Energy consumption by sensor nodes can be divided into three domains: sensing, communication, and processing. Here, we concentrate on energy consumption for communication because this domain is known to consume the greatest amount of power in modern processors. For example, Berkeley motes [23] consume 8 mJ to transmit and 4 mJ to receive a byte, whereas the CPU requires about 0.8 mJ to execute 208 cycles (roughly 100 instructions). Thus, an energy-aware routing protocol that prevents energy consumption from concentrating in a few subareas (i.e. fair energy consumption) is required so that network connectivity is enhanced and access to some areas is not lost. Energy-aware routing protocols [3], [4] for MANETs find a single optimal path for low energy consumption. In sensor networks, sensor nodes usually report data repeatedly to one or a few monitoring stations, known as sinks, along the path. Nodes along the path thus tend to consume more energy than other, idle nodes.
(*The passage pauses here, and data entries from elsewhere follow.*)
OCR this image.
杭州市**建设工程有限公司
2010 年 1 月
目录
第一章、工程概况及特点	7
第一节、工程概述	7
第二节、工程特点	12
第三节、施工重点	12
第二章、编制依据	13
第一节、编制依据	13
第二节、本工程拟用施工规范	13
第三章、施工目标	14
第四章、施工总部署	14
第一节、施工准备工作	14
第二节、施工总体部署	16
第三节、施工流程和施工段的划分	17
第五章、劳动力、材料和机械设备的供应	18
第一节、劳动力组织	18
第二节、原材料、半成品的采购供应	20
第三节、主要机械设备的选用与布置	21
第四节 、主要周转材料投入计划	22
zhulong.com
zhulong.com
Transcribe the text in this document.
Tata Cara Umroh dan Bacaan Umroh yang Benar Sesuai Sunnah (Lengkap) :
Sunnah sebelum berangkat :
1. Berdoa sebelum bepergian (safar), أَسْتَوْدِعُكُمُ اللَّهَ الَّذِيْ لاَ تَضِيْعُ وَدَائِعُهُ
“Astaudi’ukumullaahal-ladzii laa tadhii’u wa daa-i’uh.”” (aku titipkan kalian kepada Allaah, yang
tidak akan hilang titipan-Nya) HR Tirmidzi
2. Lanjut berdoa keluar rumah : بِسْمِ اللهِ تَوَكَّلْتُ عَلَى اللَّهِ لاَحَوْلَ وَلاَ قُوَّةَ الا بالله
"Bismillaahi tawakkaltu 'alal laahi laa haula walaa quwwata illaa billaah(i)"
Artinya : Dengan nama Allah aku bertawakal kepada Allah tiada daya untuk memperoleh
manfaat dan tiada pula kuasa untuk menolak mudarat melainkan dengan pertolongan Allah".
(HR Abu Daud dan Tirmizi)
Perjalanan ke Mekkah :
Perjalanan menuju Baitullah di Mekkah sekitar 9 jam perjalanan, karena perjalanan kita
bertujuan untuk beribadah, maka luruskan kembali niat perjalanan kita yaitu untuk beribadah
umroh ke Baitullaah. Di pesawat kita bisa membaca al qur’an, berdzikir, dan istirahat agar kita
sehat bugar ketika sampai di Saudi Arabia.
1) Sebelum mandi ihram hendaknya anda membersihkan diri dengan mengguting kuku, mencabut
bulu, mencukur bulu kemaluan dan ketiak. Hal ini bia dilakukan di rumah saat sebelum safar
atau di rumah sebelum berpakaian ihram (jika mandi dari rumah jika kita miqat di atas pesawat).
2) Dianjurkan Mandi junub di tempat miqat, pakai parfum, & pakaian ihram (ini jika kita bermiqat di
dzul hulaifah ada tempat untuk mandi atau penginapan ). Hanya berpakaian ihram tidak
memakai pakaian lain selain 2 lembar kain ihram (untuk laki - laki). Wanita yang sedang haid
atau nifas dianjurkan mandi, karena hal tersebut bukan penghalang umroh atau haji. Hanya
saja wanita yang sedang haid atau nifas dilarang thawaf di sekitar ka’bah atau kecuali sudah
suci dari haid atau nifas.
Moreover, if multiple paths are used, nodes at the points of overlap among the paths will more quickly run out of energy, which may eventually lead to the creation of disconnected subnets. Another problem of existing power- or energy-aware routing protocols is that they do not take into account the delay from a source to a sink. If wireless sensor networks are constructed densely with a large number of nodes, packets can traverse the network in many short hops in order to save energy. However, such routing protocols entail unfeasibly long delays, and the addition of new sensor nodes to complement an existing sensor field will cause these delays to increase.

To tackle the problems outlined above, we propose the cell based energy density aware routing (CEDA), a routing protocol that uses energy density as a routing metric and is tailored to the unique features of wireless sensor networks. When the sensor field is divided into small subareas called cells, the energy density is defined as the weighted sum of the energies of all nodes in the cell. In each cell, a sensor node with a higher level of residual energy relays packets on behalf of other nodes in the same cell. This sensor node also forwards packets to the neighbor cell with the greatest residual energy density. This protocol ensures that energy is consumed more fairly by the sensor nodes, and thus that the sensor network runs longer. The lifetime of a cell is defined as the time required for all nodes in the cell to lose all of their energy. Increasing the cell lifetime decreases the frequency with which void cells appear, and thus helps to maintain the connectivity of the network and the ability to supervise all subareas. Because sensor nodes are intrinsically immobile and are used at densities several orders of magnitude higher than in MANETs, the CEDA is based on a cellular addressing scheme to group the sensor nodes. The cellular addressing approach has less overhead than a global addressing or position-based addressing [13] because it groups several nodes in the same area. Cellular addressing reduces communication burden due to sensor flooding. The CEDA routing protocol also guarantees the maximum hop count regardless of the node density of the network.

The remainder of this paper is organized as follows. Section 2 reviews related studies and compares other routing protocols with the CEDA protocol. The cellular addressing method and the basic service model of CEDA are introduced in Section 3. Section 4 provides a detailed description of the CEDA algorithms. Section 5 presents proof that CEDA guarantees the maximum hop count. A comparative performance evaluation using simulation is presented in Section 6. Section 7 concludes the paper.